Part of our mission at Nintendo Life is to highlight parts of the gaming world that were previously unknown. To that end, our experienced researchers have been rooting around the archives of Wii history and discovered the original patent application for the Wii Remote. Reading patent documentation isn’t the most stimulating of activities, but we’ve completed this arduous task to discover a world of concept ideas that never saw the light of day, though it would have been fun if they had.

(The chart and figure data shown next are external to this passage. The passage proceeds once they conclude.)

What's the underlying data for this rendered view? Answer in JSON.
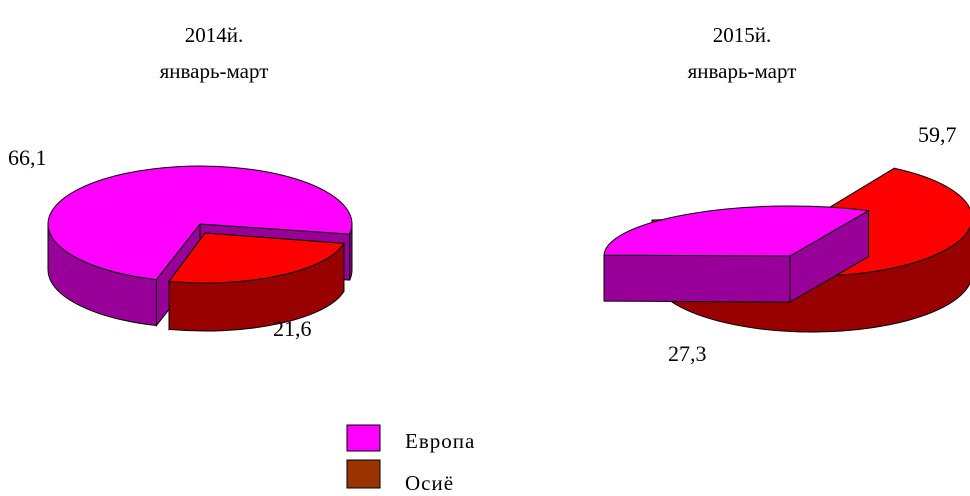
{
  "colors": {
    "europe_top": "#FF00FF",
    "europe_side": "#990099",
    "asia_top": "#FF0000",
    "asia_side": "#990000",
    "legend_asia": "#993300",
    "outline": "#000000"
  },
  "legend": [
    {
      "label": "Европа",
      "color_key": "europe_top"
    },
    {
      "label": "Осиё",
      "color_key": "legend_asia"
    }
  ],
  "chart_data": [
    {
      "type": "pie",
      "title": [
        "2014й.",
        "январь-март"
      ],
      "slices": [
        {
          "name": "Европа",
          "value": 66.1,
          "label": "66,1"
        },
        {
          "name": "Осиё",
          "value": 21.6,
          "label": "21,6"
        }
      ]
    },
    {
      "type": "pie",
      "title": [
        "2015й.",
        "январь-март"
      ],
      "slices": [
        {
          "name": "Европа",
          "value": 27.3,
          "label": "27,3"
        },
        {
          "name": "Осиё",
          "value": 59.7,
          "label": "59,7"
        }
      ]
    }
  ]
}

What is clear from the patent document is that development of the Wii Remote and Nunchuk posed serious ideological questions for Nintendo. While pursuing a controller system that allowed more freedom of the hands and a move to motion gaming, there were concerns that certain experiences would require a more conventional controller. There are references to ‘accessory units … designed to mimic earlier or different videogame platforms’, as backwards compatibility and traditional gaming were clearly an important focus. Of course, the Classic Controller delivered on this, and gamers in Europe with plenty of Club Nintendo ‘stars’ may have even got hold of a SNES Classic Controller for the Wii. It seems, however, that early stages of development explored alternative options.
Look, no wires…
While Wii gamers are accustomed to the wire and connector when using a Classic Controller, it appears that initial ideas would have worked differently. Concept diagrams show a Wii Remote being docked with three different retro controllers: Wii iterations of GameCube, SNES and NES controllers were conceived, with each being a relatively faithful recreation of the original. Each controller has an indentation in the middle where the Wii Remote would sit, which on the surface looks like a strange idea.
Cynics may suggest that, if this idea had come to fruition, it would have been a cash-grab to have three versions of a controller that, in reality, is provided by one Classic Controller. That would be unfair as, after all, these are concept documents. What we find interesting is the potential gaming opportunities that these setups could have provided. Think about it: with the Wii Remote docked in the controller and pointing towards the TV, it could have been a Classic Controller with pointer functionality. Imagine the gameplay possibilities with two analogue sticks and a pointer; confusing initially, perhaps, but possible with practice. Let’s take Super Mario Galaxy as an example: move Mario with one stick, move the camera with 360-degree freedom with the other while gathering star bits with the pointer. It sounds crazy enough that it could have worked.
Conceptually, perhaps these drawings represent the first spark of imagination that led to the Wii U controller. If the touchscreen was inspired by the success of the DS and tablet devices such as the iPad, perhaps the idea of having conventional control inputs aligned with motion controls began with the development of the Wii Remote accessories. Whereas the existing Classic Controller works completely separately from the Wii Remote, these early patents suggested a possibility of integrating these ideas together. It is entirely possible that issues of cost and practicality put these ideas back, but they were clearly not forgotten.
Finally, to end with a bang
To be honest though, there was one part of this patent document that grabbed the attention of the Nintendo Life team. A combination of surprise, confusion and wonderment was expressed at first sight of what we’ll unimaginatively call the ‘Nintendo Gun’. It’s not a zapper, or a blaster; it’s quite simply a big gun. If we were to guess on the model, with a knowledge based on video games and movies, we’d suggest it’s a magnum. A powerful one.
In fact, it bears an uncanny resemblance to the House of the Dead: Overkill Hand Cannon. Let’s not forget that was an X-rated on-rails shooter with enough foul language to make a rapper blush. The Nintendo Gun, however, would have been a change of strategy for the big N. Had enough of cuddly mascots and playing Wii Sports with your granny? Just bust out the Nintendo Gun and shoot some baddies, sucka! If this gun had ever made it to stores, we would have snapped it up and waved it in the faces of ‘hardcore’ gamers with HD consoles and asked a simple question: does your console have anything as bad-ass as this?
So there you have it, a few intriguing controllers that could have made gaming on the Wii that little bit different. There’s also the Nintendo Gun, let’s not forget that.